On 1 January, Moscow raises the VAT rate from 20% to 22% and reduces the exemption threshold from 60 million rubles ($731,000) to just 10 million rubles ($122,000) in annual revenue—approximately 450,000 small businesses will lose their VAT exemption overnight.

The Central Bank cuts rates. The Kremlin raises taxes. The policies pull in opposite directions.

It echoes Türkiye, where President Recep Tayyip Erdogan’s insistence on cutting rates despite high inflation crashed the lira. Russia’s situation differs—official inflation fell to 6.64% in November—but Russians don’t believe the numbers. Household inflation expectations surged to 13.7% in December, Bloomberg reported, as people brace for the January price shock.

War economy eats civilian life

The Bell, an independent Russian economics outlet, reported this week that parts of Russia’s economy, unconnected to military production, are stagnating, with even major state companies struggling to service their loans.

“Large companies will survive, but small ones may simply tip over—and we could lose them,” Renat Mistakhov, director at state shipbuilding corporation Ak Bars, told Bloomberg.

“Without them, certain products simply can’t be made.”
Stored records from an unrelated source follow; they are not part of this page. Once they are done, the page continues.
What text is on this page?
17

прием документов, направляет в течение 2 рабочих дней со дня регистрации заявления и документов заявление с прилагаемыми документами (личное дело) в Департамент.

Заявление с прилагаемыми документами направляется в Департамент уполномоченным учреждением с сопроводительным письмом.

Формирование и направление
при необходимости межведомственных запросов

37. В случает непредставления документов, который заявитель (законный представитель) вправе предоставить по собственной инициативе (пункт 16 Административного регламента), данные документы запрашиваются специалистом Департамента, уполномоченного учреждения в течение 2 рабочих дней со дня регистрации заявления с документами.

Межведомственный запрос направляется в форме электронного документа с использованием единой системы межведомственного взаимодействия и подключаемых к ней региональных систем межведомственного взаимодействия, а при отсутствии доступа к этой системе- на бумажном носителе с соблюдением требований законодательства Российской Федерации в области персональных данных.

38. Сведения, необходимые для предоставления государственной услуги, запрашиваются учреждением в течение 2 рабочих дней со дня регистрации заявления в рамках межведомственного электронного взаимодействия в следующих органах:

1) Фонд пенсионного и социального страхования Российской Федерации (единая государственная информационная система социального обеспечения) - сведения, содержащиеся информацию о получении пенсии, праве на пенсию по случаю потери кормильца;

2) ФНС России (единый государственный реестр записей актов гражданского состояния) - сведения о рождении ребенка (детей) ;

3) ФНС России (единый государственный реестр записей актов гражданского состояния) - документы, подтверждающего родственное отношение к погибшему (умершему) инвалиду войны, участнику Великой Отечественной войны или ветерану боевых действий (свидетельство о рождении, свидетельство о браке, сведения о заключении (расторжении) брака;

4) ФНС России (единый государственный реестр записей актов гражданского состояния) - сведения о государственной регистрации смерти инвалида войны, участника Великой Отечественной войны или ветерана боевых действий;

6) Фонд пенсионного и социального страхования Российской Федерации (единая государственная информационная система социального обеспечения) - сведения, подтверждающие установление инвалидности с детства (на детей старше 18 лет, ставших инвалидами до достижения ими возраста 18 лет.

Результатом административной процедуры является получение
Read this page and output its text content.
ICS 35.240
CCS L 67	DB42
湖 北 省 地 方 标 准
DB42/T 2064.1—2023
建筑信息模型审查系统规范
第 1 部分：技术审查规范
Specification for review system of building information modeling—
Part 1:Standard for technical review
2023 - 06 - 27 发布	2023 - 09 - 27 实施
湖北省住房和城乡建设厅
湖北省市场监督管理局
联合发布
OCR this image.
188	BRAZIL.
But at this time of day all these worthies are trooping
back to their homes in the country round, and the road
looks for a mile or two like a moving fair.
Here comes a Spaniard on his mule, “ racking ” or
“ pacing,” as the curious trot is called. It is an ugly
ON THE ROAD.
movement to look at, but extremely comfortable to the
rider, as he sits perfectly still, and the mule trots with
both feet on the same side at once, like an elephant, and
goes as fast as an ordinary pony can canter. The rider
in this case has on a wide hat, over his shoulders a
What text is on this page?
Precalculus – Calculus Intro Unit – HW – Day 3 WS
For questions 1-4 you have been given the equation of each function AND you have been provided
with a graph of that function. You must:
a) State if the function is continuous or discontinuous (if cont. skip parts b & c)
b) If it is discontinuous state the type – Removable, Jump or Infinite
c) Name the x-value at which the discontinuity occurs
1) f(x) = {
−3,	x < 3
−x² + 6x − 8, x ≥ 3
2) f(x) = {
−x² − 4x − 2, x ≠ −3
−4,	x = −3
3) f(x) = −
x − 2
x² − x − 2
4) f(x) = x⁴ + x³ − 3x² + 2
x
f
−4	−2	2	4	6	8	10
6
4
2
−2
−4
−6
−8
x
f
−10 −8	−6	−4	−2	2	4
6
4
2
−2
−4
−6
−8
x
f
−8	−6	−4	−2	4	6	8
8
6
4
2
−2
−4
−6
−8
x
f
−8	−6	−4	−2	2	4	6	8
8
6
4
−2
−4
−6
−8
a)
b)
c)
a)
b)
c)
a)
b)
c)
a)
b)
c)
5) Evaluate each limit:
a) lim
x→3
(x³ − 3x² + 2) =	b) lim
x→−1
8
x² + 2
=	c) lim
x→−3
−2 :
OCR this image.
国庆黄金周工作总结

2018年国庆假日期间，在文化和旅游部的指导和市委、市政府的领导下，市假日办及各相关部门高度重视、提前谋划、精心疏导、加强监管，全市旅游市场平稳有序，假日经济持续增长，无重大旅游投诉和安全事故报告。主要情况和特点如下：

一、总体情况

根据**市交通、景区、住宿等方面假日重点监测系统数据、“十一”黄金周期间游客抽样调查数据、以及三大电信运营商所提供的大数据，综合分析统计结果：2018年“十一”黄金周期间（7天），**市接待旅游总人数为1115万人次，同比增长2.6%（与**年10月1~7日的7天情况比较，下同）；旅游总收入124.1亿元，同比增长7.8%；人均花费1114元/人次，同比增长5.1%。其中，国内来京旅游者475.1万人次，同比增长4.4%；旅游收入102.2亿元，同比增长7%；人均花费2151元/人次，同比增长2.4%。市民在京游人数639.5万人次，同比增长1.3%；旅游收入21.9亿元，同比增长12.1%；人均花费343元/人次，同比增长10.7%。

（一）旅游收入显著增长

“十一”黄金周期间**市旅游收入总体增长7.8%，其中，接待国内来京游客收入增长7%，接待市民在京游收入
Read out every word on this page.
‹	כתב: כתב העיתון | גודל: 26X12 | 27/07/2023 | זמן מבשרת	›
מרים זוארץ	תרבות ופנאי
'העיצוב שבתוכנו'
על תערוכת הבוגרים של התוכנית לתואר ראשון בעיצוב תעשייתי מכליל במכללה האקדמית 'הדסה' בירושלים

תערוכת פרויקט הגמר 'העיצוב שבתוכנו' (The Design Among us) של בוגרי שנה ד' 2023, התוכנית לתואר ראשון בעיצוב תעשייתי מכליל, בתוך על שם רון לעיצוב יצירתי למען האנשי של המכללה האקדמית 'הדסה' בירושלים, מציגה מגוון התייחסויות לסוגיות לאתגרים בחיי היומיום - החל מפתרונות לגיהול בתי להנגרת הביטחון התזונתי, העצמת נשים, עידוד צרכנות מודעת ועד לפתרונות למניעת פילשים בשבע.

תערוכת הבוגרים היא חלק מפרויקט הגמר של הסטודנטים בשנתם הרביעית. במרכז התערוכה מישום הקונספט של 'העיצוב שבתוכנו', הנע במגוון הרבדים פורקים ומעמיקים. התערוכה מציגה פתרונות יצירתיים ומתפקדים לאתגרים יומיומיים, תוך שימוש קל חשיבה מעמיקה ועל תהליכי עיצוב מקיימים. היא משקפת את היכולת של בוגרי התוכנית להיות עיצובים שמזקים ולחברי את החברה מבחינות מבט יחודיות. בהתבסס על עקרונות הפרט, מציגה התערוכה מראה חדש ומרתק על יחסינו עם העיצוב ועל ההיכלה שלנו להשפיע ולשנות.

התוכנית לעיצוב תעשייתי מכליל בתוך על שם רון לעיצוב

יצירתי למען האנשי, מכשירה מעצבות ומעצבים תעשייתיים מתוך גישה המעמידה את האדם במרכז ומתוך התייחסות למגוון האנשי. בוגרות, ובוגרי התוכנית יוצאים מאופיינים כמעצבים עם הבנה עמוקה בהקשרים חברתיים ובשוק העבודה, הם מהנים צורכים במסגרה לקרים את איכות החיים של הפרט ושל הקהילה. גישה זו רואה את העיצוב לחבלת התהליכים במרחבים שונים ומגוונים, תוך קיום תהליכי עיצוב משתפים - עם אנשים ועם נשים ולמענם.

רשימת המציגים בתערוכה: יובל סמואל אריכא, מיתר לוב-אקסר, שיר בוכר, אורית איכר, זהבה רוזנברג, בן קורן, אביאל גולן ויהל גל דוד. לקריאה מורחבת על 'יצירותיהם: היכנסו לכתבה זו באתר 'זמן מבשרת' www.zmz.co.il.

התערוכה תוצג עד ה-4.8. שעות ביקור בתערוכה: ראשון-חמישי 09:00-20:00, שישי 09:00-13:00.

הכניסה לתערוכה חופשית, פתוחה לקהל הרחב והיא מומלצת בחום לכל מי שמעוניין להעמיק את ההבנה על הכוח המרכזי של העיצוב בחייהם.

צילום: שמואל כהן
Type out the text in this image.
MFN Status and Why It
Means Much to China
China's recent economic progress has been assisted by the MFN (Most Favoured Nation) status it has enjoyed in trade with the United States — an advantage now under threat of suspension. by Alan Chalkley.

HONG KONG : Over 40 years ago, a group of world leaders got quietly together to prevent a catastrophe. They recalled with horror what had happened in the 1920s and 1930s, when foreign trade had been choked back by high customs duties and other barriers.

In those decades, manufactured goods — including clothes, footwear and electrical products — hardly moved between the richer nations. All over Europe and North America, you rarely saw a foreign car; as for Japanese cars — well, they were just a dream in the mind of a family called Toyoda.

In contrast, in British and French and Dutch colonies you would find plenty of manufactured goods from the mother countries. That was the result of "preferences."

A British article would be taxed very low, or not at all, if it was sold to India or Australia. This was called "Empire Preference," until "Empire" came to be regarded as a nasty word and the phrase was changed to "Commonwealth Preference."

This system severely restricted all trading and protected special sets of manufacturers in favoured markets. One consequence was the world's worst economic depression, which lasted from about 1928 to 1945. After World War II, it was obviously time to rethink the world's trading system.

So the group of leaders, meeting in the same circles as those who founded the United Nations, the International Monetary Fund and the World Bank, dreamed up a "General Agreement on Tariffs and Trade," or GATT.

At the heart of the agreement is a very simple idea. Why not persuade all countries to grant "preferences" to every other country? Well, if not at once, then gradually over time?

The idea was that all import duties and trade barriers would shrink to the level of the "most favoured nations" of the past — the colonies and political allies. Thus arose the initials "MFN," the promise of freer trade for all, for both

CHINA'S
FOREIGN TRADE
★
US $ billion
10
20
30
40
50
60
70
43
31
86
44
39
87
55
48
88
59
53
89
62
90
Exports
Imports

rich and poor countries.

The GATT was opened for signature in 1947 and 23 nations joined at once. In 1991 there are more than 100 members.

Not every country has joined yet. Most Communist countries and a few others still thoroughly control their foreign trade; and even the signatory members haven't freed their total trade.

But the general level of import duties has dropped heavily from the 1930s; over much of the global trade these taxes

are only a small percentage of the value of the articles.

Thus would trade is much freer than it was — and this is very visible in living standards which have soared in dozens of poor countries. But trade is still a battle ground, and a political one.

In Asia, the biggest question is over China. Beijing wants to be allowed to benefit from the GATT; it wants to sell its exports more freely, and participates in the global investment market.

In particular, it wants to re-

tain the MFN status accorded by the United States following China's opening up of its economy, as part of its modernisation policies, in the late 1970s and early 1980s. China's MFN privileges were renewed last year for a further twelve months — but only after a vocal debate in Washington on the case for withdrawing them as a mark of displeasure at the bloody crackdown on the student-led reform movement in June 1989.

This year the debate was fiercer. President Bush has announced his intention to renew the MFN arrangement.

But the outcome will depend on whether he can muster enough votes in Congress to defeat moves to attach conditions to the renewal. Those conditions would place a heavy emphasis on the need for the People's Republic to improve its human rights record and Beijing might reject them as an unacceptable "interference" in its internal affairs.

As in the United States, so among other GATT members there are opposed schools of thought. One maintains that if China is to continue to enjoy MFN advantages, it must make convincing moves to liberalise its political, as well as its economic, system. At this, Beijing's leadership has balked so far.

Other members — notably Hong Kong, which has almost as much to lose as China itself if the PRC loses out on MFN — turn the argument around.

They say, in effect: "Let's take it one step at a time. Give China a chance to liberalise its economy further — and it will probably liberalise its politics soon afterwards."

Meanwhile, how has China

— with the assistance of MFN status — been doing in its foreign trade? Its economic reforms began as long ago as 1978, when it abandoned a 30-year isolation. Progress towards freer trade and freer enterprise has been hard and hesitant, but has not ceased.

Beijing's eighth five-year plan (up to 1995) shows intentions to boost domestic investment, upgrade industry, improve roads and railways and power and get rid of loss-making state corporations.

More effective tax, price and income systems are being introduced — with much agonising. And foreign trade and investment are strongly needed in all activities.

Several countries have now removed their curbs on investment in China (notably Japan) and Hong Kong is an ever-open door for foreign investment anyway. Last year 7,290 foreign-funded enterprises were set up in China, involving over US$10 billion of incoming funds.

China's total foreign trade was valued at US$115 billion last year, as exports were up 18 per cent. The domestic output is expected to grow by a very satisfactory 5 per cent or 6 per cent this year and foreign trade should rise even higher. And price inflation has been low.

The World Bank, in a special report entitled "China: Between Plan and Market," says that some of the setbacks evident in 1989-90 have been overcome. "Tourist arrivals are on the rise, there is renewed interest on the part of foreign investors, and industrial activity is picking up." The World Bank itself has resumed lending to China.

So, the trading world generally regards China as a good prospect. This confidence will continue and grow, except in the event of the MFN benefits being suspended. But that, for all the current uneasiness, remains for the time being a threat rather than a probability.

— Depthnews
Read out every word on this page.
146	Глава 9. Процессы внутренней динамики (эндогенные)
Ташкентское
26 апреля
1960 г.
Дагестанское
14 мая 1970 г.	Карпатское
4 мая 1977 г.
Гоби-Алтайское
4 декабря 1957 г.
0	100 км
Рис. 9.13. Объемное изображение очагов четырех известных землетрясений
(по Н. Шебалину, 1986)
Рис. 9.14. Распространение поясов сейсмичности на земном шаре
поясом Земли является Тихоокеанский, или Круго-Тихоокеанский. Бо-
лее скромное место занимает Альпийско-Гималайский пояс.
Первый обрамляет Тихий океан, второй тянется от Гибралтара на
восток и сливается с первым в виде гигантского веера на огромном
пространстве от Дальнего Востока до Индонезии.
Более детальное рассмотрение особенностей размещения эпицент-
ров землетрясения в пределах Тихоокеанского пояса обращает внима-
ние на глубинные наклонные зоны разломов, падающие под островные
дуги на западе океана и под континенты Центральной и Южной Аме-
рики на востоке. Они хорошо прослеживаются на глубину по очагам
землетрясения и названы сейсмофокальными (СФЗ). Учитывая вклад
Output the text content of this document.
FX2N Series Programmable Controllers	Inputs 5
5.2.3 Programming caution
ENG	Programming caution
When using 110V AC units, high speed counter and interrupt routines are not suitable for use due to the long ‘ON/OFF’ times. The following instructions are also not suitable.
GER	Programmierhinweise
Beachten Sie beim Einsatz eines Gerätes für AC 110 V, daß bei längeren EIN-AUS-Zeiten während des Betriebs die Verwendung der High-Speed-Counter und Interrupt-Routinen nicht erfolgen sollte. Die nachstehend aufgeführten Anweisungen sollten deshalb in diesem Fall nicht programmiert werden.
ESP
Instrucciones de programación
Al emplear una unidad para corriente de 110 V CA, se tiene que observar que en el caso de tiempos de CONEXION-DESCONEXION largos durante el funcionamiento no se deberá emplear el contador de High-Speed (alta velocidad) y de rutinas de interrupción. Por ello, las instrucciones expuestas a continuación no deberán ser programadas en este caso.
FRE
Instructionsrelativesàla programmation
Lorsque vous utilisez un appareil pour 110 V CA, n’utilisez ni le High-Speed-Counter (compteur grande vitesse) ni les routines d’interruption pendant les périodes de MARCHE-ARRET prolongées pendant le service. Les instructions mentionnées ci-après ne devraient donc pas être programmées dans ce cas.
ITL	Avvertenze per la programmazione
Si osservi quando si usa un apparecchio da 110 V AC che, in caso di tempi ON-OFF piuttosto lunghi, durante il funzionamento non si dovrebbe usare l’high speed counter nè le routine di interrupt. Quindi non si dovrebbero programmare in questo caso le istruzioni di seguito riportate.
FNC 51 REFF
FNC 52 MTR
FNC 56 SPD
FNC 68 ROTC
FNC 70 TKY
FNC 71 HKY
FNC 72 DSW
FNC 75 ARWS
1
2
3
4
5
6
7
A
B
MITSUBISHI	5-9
The numbers confirm it. Registered businesses in Russia fell to 3.17 million as of September, the lowest since 2010. More companies closed than opened in the first half of 2025. The World Bank downgraded Russia’s growth forecast to 0.9% for 2025 and 0.8% for 2026—what economists call zastoy, the Soviet-era term for stagnation.

“The Bank of Russia will maintain monetary conditions as tight as required to return inflation to the target,” the regulator said Friday, signaling double-digit rates will persist for at least another year.

Two central banks, two strategies

The contrast with Ukraine is sharp. Both maintain double-digit rates: Ukraine at 15.5% and Russia at 16%. But while Nabiullina cuts under pressure, Ukraine’s National Bank is holding firm despite faster-than-expected inflation decline, prioritizing currency stability over short-term relief.

Russia’s rate cut buys a few weeks of cheaper credit. Then the January tax hike lands.